Friday, March 18, 2011

Interviewer: Ahem. Dear Maestro, do you think it's true, as Buddha says, that attachment is the root of all suffering?

Maestro: Well, perhaps it is true, but I don't see how we can avoid this messy thing of attachment. It's in the fiber of our beings. You're attached, to your family, to lover, to friends, and even to people who pass randomly through your life. How can you avoid it? You feel bonded. That's probably why we are artists, out of that great feeling.

It doesn't take much to make us feel bonded. You could go to a shrink who would come up with explanations about the peculiarities of your own attachment process, but it wouldn't change much.

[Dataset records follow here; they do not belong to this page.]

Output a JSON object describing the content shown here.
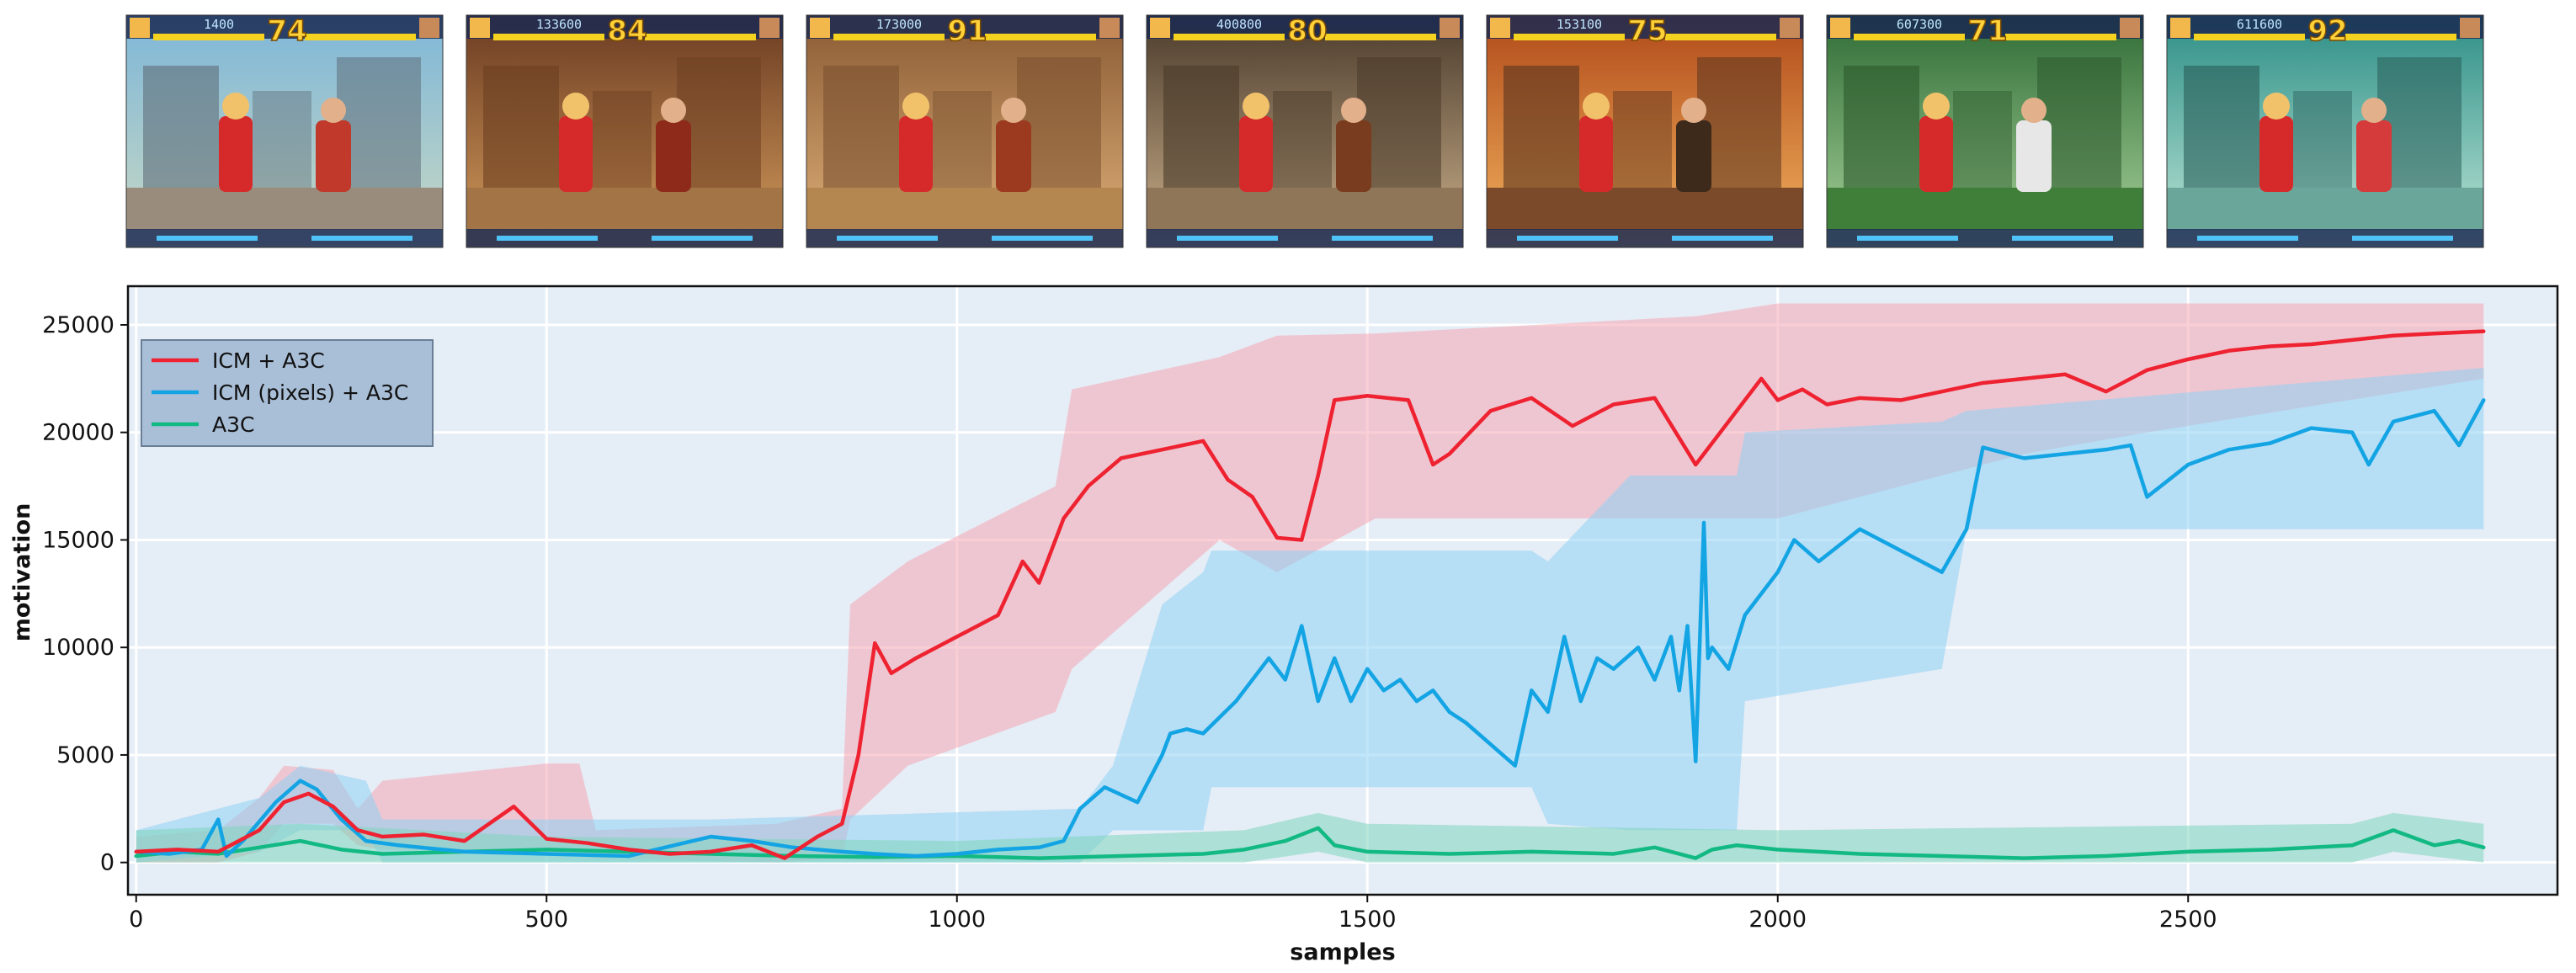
{
  "thumbnails": [
    {
      "timer": "74",
      "score": "1400"
    },
    {
      "timer": "84",
      "score": "133600"
    },
    {
      "timer": "91",
      "score": "173000"
    },
    {
      "timer": "80",
      "score": "400800"
    },
    {
      "timer": "75",
      "score": "153100"
    },
    {
      "timer": "71",
      "score": "607300"
    },
    {
      "timer": "92",
      "score": "611600"
    }
  ],
  "chart_data": {
    "type": "line",
    "xlabel": "samples",
    "ylabel": "motivation",
    "xlim": [
      -10,
      2950
    ],
    "ylim": [
      -1500,
      26800
    ],
    "xticks": [
      0,
      500,
      1000,
      1500,
      2000,
      2500
    ],
    "yticks": [
      0,
      5000,
      10000,
      15000,
      20000,
      25000
    ],
    "grid": true,
    "legend_position": "upper-left",
    "background": "#e5edf6",
    "series": [
      {
        "name": "ICM + A3C",
        "color": "#ee2230",
        "band_color": "#f6a5b2",
        "x": [
          0,
          50,
          100,
          150,
          180,
          210,
          240,
          270,
          300,
          350,
          400,
          460,
          500,
          550,
          600,
          650,
          700,
          750,
          790,
          830,
          860,
          880,
          900,
          920,
          950,
          1000,
          1050,
          1080,
          1100,
          1130,
          1160,
          1200,
          1250,
          1300,
          1330,
          1360,
          1390,
          1420,
          1440,
          1460,
          1500,
          1550,
          1580,
          1600,
          1650,
          1700,
          1750,
          1800,
          1850,
          1900,
          1950,
          1980,
          2000,
          2030,
          2060,
          2100,
          2150,
          2200,
          2250,
          2300,
          2350,
          2400,
          2450,
          2500,
          2550,
          2600,
          2650,
          2700,
          2750,
          2800,
          2860
        ],
        "values": [
          500,
          600,
          500,
          1500,
          2800,
          3200,
          2600,
          1500,
          1200,
          1300,
          1000,
          2600,
          1100,
          900,
          600,
          400,
          500,
          800,
          200,
          1200,
          1800,
          5000,
          10200,
          8800,
          9500,
          10500,
          11500,
          14000,
          13000,
          16000,
          17500,
          18800,
          19200,
          19600,
          17800,
          17000,
          15100,
          15000,
          18000,
          21500,
          21700,
          21500,
          18500,
          19000,
          21000,
          21600,
          20300,
          21300,
          21600,
          18500,
          21000,
          22500,
          21500,
          22000,
          21300,
          21600,
          21500,
          21900,
          22300,
          22500,
          22700,
          21900,
          22900,
          23400,
          23800,
          24000,
          24100,
          24300,
          24500,
          24600,
          24700
        ],
        "band": [
          [
            0,
            0,
            1200
          ],
          [
            100,
            0,
            1500
          ],
          [
            150,
            500,
            3000
          ],
          [
            180,
            1800,
            4500
          ],
          [
            240,
            1800,
            4300
          ],
          [
            270,
            800,
            2500
          ],
          [
            300,
            600,
            3800
          ],
          [
            500,
            500,
            4600
          ],
          [
            540,
            300,
            4600
          ],
          [
            560,
            200,
            1500
          ],
          [
            780,
            0,
            1800
          ],
          [
            860,
            200,
            2500
          ],
          [
            870,
            2000,
            12000
          ],
          [
            940,
            4500,
            14000
          ],
          [
            1120,
            7000,
            17500
          ],
          [
            1140,
            9000,
            22000
          ],
          [
            1320,
            15000,
            23500
          ],
          [
            1390,
            13500,
            24500
          ],
          [
            1510,
            16000,
            24600
          ],
          [
            1900,
            16000,
            25400
          ],
          [
            2000,
            16000,
            26000
          ],
          [
            2300,
            19000,
            26000
          ],
          [
            2450,
            20000,
            26000
          ],
          [
            2860,
            22500,
            26000
          ]
        ]
      },
      {
        "name": "ICM (pixels) + A3C",
        "color": "#13a4e4",
        "band_color": "#8fd1f4",
        "x": [
          0,
          40,
          80,
          100,
          110,
          130,
          170,
          200,
          220,
          250,
          280,
          320,
          400,
          500,
          600,
          700,
          750,
          800,
          860,
          900,
          950,
          1000,
          1050,
          1100,
          1130,
          1150,
          1180,
          1220,
          1250,
          1260,
          1280,
          1300,
          1340,
          1380,
          1400,
          1420,
          1440,
          1460,
          1480,
          1500,
          1520,
          1540,
          1560,
          1580,
          1600,
          1620,
          1650,
          1680,
          1700,
          1720,
          1740,
          1760,
          1780,
          1800,
          1830,
          1850,
          1870,
          1880,
          1890,
          1900,
          1910,
          1915,
          1920,
          1940,
          1960,
          2000,
          2020,
          2050,
          2100,
          2150,
          2200,
          2230,
          2250,
          2300,
          2350,
          2400,
          2430,
          2450,
          2500,
          2550,
          2600,
          2650,
          2700,
          2720,
          2750,
          2800,
          2830,
          2860
        ],
        "values": [
          500,
          400,
          600,
          2000,
          300,
          1000,
          2800,
          3800,
          3400,
          2000,
          1000,
          800,
          500,
          400,
          300,
          1200,
          1000,
          700,
          500,
          400,
          300,
          400,
          600,
          700,
          1000,
          2500,
          3500,
          2800,
          5000,
          6000,
          6200,
          6000,
          7500,
          9500,
          8500,
          11000,
          7500,
          9500,
          7500,
          9000,
          8000,
          8500,
          7500,
          8000,
          7000,
          6500,
          5500,
          4500,
          8000,
          7000,
          10500,
          7500,
          9500,
          9000,
          10000,
          8500,
          10500,
          8000,
          11000,
          4700,
          15800,
          9500,
          10000,
          9000,
          11500,
          13500,
          15000,
          14000,
          15500,
          14500,
          13500,
          15500,
          19300,
          18800,
          19000,
          19200,
          19400,
          17000,
          18500,
          19200,
          19500,
          20200,
          20000,
          18500,
          20500,
          21000,
          19400,
          21500
        ],
        "band": [
          [
            0,
            0,
            1500
          ],
          [
            150,
            500,
            3000
          ],
          [
            200,
            1500,
            4500
          ],
          [
            280,
            1500,
            3800
          ],
          [
            300,
            0,
            2000
          ],
          [
            700,
            0,
            2000
          ],
          [
            1150,
            0,
            2500
          ],
          [
            1190,
            1500,
            4500
          ],
          [
            1250,
            1500,
            12000
          ],
          [
            1300,
            1500,
            13500
          ],
          [
            1310,
            3500,
            14500
          ],
          [
            1700,
            3500,
            14500
          ],
          [
            1720,
            1800,
            14000
          ],
          [
            1820,
            1500,
            18000
          ],
          [
            1950,
            1500,
            18000
          ],
          [
            1960,
            7500,
            20000
          ],
          [
            2200,
            9000,
            20500
          ],
          [
            2230,
            15500,
            21000
          ],
          [
            2860,
            15500,
            23000
          ]
        ]
      },
      {
        "name": "A3C",
        "color": "#12b983",
        "band_color": "#7fd6bc",
        "x": [
          0,
          50,
          100,
          150,
          200,
          250,
          300,
          400,
          500,
          600,
          700,
          800,
          900,
          1000,
          1100,
          1200,
          1300,
          1350,
          1400,
          1440,
          1460,
          1500,
          1600,
          1700,
          1800,
          1850,
          1900,
          1920,
          1950,
          2000,
          2050,
          2100,
          2200,
          2300,
          2400,
          2500,
          2600,
          2700,
          2750,
          2800,
          2830,
          2860
        ],
        "values": [
          300,
          500,
          400,
          700,
          1000,
          600,
          400,
          500,
          600,
          500,
          400,
          300,
          250,
          300,
          200,
          300,
          400,
          600,
          1000,
          1600,
          800,
          500,
          400,
          500,
          400,
          700,
          200,
          600,
          800,
          600,
          500,
          400,
          300,
          200,
          300,
          500,
          600,
          800,
          1500,
          800,
          1000,
          700
        ],
        "band": [
          [
            0,
            0,
            1500
          ],
          [
            200,
            0,
            1800
          ],
          [
            500,
            0,
            1200
          ],
          [
            1000,
            0,
            1000
          ],
          [
            1350,
            0,
            1500
          ],
          [
            1440,
            500,
            2300
          ],
          [
            1500,
            0,
            1800
          ],
          [
            2000,
            0,
            1500
          ],
          [
            2700,
            0,
            1800
          ],
          [
            2750,
            500,
            2300
          ],
          [
            2860,
            0,
            1800
          ]
        ]
      }
    ]
  }
}
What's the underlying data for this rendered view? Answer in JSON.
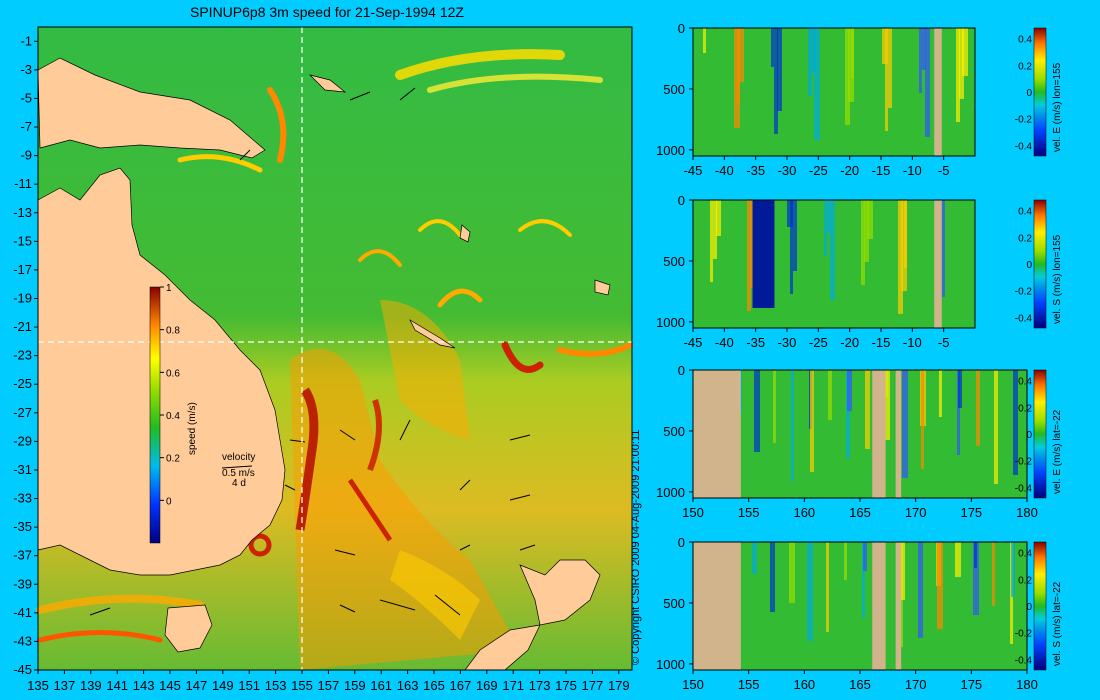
{
  "title": "SPINUP6p8 3m speed for 21-Sep-1994 12Z",
  "copyright": "© Copyright CSIRO 2009   04-Aug-2009 21:00:11",
  "colors": {
    "background": "#00ccff",
    "land": "#ffcc99",
    "section_land": "#d2b48c"
  },
  "chart_data": [
    {
      "type": "heatmap",
      "panel": "map",
      "title": "SPINUP6p8 3m speed for 21-Sep-1994 12Z",
      "xlabel": "",
      "ylabel": "",
      "xlim": [
        135,
        180
      ],
      "ylim": [
        -45,
        0
      ],
      "x_ticks": [
        "135",
        "137",
        "139",
        "141",
        "143",
        "145",
        "147",
        "149",
        "151",
        "153",
        "155",
        "157",
        "159",
        "161",
        "163",
        "165",
        "167",
        "169",
        "171",
        "173",
        "175",
        "177",
        "179"
      ],
      "y_ticks": [
        "-1",
        "-3",
        "-5",
        "-7",
        "-9",
        "-11",
        "-13",
        "-15",
        "-17",
        "-19",
        "-21",
        "-23",
        "-25",
        "-27",
        "-29",
        "-31",
        "-33",
        "-35",
        "-37",
        "-39",
        "-41",
        "-43",
        "-45"
      ],
      "colorbar": {
        "label": "speed (m/s)",
        "range": [
          -0.2,
          1
        ],
        "ticks": [
          "1",
          "0.8",
          "0.6",
          "0.4",
          "0.2",
          "0"
        ]
      },
      "section_lines": {
        "lon": 155,
        "lat": -22
      },
      "velocity_key": {
        "title": "velocity",
        "speed": "0.5 m/s",
        "time": "4 d"
      }
    },
    {
      "type": "heatmap",
      "panel": "section-1",
      "label": "vel. E (m/s) lon=155",
      "xlim": [
        -45,
        0
      ],
      "ylim": [
        1050,
        0
      ],
      "x_ticks": [
        "-45",
        "-40",
        "-35",
        "-30",
        "-25",
        "-20",
        "-15",
        "-10",
        "-5"
      ],
      "y_ticks": [
        "0",
        "500",
        "1000"
      ],
      "colorbar_ticks": [
        "0.4",
        "0.2",
        "0",
        "-0.2",
        "-0.4"
      ]
    },
    {
      "type": "heatmap",
      "panel": "section-2",
      "label": "vel. S (m/s) lon=155",
      "xlim": [
        -45,
        0
      ],
      "ylim": [
        1050,
        0
      ],
      "x_ticks": [
        "-45",
        "-40",
        "-35",
        "-30",
        "-25",
        "-20",
        "-15",
        "-10",
        "-5"
      ],
      "y_ticks": [
        "0",
        "500",
        "1000"
      ],
      "colorbar_ticks": [
        "0.4",
        "0.2",
        "0",
        "-0.2",
        "-0.4"
      ]
    },
    {
      "type": "heatmap",
      "panel": "section-3",
      "label": "vel. E (m/s) lat=-22",
      "xlim": [
        150,
        180
      ],
      "ylim": [
        1050,
        0
      ],
      "x_ticks": [
        "150",
        "155",
        "160",
        "165",
        "170",
        "175",
        "180"
      ],
      "y_ticks": [
        "0",
        "500",
        "1000"
      ],
      "colorbar_ticks": [
        "0.4",
        "0.2",
        "0",
        "-0.2",
        "-0.4"
      ]
    },
    {
      "type": "heatmap",
      "panel": "section-4",
      "label": "vel. S (m/s) lat=-22",
      "xlim": [
        150,
        180
      ],
      "ylim": [
        1050,
        0
      ],
      "x_ticks": [
        "150",
        "155",
        "160",
        "165",
        "170",
        "175",
        "180"
      ],
      "y_ticks": [
        "0",
        "500",
        "1000"
      ],
      "colorbar_ticks": [
        "0.4",
        "0.2",
        "0",
        "-0.2",
        "-0.4"
      ]
    }
  ]
}
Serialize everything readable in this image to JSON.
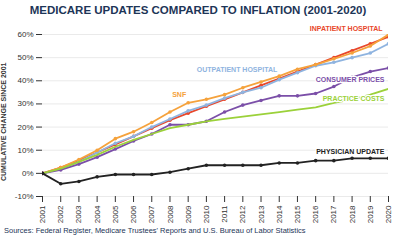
{
  "chart_data": {
    "type": "line",
    "title": "MEDICARE UPDATES COMPARED TO INFLATION (2001-2020)",
    "ylabel": "CUMULATIVE CHANGE SINCE 2001",
    "source": "Sources: Federal Register, Medicare Trustees' Reports and U.S. Bureau of Labor Statistics",
    "x": [
      2001,
      2002,
      2003,
      2004,
      2005,
      2006,
      2007,
      2008,
      2009,
      2010,
      2011,
      2012,
      2013,
      2014,
      2015,
      2016,
      2017,
      2018,
      2019,
      2020
    ],
    "xlim": [
      2001,
      2020
    ],
    "xticks": [
      2001,
      2002,
      2003,
      2004,
      2005,
      2006,
      2007,
      2008,
      2009,
      2010,
      2011,
      2012,
      2013,
      2014,
      2015,
      2016,
      2017,
      2018,
      2019,
      2020
    ],
    "ylim": [
      -10,
      60
    ],
    "yticks": [
      {
        "value": -10,
        "label": "-10%"
      },
      {
        "value": 0,
        "label": "0%"
      },
      {
        "value": 10,
        "label": "10%"
      },
      {
        "value": 20,
        "label": "20%"
      },
      {
        "value": 30,
        "label": "30%"
      },
      {
        "value": 40,
        "label": "40%"
      },
      {
        "value": 50,
        "label": "50%"
      },
      {
        "value": 60,
        "label": "60%"
      }
    ],
    "grid": true,
    "series": [
      {
        "name": "INPATIENT HOSPITAL",
        "color": "#e8472b",
        "marker": "circle",
        "values": [
          0,
          2.5,
          5.5,
          9,
          12.5,
          16,
          19.5,
          23,
          26,
          29,
          32,
          35,
          38,
          41,
          44,
          47,
          50,
          53,
          56,
          59
        ]
      },
      {
        "name": "OUTPATIENT HOSPITAL",
        "color": "#8fb4e0",
        "marker": "circle",
        "values": [
          0,
          2,
          5,
          9,
          13,
          16,
          20,
          23.5,
          27,
          29.5,
          32.5,
          35,
          37,
          40.5,
          43.5,
          46.5,
          48,
          50,
          52,
          56
        ]
      },
      {
        "name": "SNF",
        "color": "#f5a23c",
        "marker": "circle",
        "values": [
          0,
          2.5,
          6,
          10,
          15,
          18,
          22,
          26.5,
          30.5,
          32,
          34,
          37,
          39.5,
          42,
          45,
          47,
          49.5,
          52,
          55,
          60
        ]
      },
      {
        "name": "CONSUMER PRICES",
        "color": "#7b4fa8",
        "marker": "circle",
        "values": [
          0,
          1.5,
          4,
          7,
          10.5,
          14,
          17,
          21,
          21,
          22.5,
          26.5,
          29.5,
          31.5,
          33.5,
          33.5,
          34.5,
          37.5,
          41.5,
          44,
          45.5
        ]
      },
      {
        "name": "PRACTICE COSTS",
        "color": "#9bd13a",
        "marker": "none",
        "values": [
          0,
          2,
          5,
          8,
          11.5,
          14.5,
          17,
          19.5,
          21,
          22.5,
          23.5,
          24.5,
          25.5,
          26.5,
          27.5,
          28.5,
          30.5,
          32,
          34,
          36.5
        ]
      },
      {
        "name": "PHYSICIAN UPDATE",
        "color": "#222222",
        "marker": "circle",
        "values": [
          0,
          -4.5,
          -3.5,
          -1.5,
          -0.5,
          -0.5,
          -0.5,
          0.5,
          2,
          3.5,
          3.5,
          3.5,
          3.5,
          4.5,
          4.5,
          5.5,
          5.5,
          6.5,
          6.5,
          6.5
        ]
      }
    ]
  }
}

You're stuck with your attachments. It's nothing one should feel sick about, as if it were a sickness. In fact, it's good health. Your chemistry is working.

Romances are created about these firings, or maybe they are misfirings, of our chemistry. Boy X kisses Girl Y and he falls for her, as they say. He's stuck with it, no matter the realities that come to bear. Wuthering Heights kinds of stuff. Beethoven's Ninth kind of stuff, perhaps, if we were to view the insides of such chemistry or sentiment, whatever we should call it. Shakespeare was great at it. And also so good that people in general don't recoil in embarrassment at all this 'romantic nonsense,' as seems to be their instinct, practical creatures that they are, but seem in general to more or less 'get it.'

But I will say this, in conjunction with Buddha, or other spiritual writings, that in the process of attachment one becomes more and more selfless, even to the point of Buddhist perfection. Why not regard our capacity for attachment as the way we become better people, the way we become like our parents who loved and sacrificed for us.

And so we find a kind of odd message created in, say, advertisements, that love is, or involves, making a big show of things. When really, if it is the real thing, not at all about show. Leave the show up to way society should celebrate when love happens, like a traditional wedding festivity.

Anyway, that's what I get from doing my own math, that love is virtually invisible, like light, quantifiable not as a particle or a wave, neither. Is this a sad thing? Well, I'm afraid it can be, you know, like when Cordelia refuses to profess her love for her Dad, King Lear, and having been outrageously buttered up by his other two (less loving, more selfish) daughters, tells her, "nothing comes from nothing," and thus sets a course with inevitable conclusions and tragedy. Yes, it is sort of funny, that those gifted at a young age for the empathetic receive the punishment somehow.

Interviewer: Indeed. What can we do about it?

Maestro: Well, one can try to celebrate, or notice, or make light, of this apparently strange behavior. To Kill a Mockingbird has that in it. Chekhov, as in that story of the shy soldier who receives a kiss in the dark at a party... Or that other one of his, about the fellow who goes to spy on one of his enemies, posing as a lackey servant who ends up falling for his enemy's poor unloved wife. Chekhov is full of this curious effect. Lady with the Pet Dog, ending as lovers face a strange sad anonymity as far as being able to present themselves to society, doomed in their own special way. There's an enjoyable kind of modesty to his tales' characters, even in those who are not being so 'modest,' (in the sense that they are fulfilling their biological urges and desires) a shyness that once upon a time was equated with decency, and rightly so.

That is the strangeness of a situation portrayed in A Hero For Our Time, the strange almost mathematical playing out of the phenomenon of the heart's ways, so to speak. It is not the insensitivity, as one solicited literary agent saw in the manuscript, I think anyway, but the excess of sensitivity. Which maybe should be bred out of the race anyway.

But, dear interviewer, don't ask me. What would I know? I am just a lonesome middle-aged bachelor without a chance anyway, probably too conflicted to amount to much good, best left alone, no idea what to do with his life beyond a daily basis anyway. Like Beethoven. Someone who screws up whatever he touches.

2 comments:

Anonymous said...

goodness, you've stopped writing. hope all is ok. ring if you need anything. hope you're at the beach...

DC Literary Outsider said...

Thanks, Christina. My gentle father passed away after a long and beautiful life as a botany professor.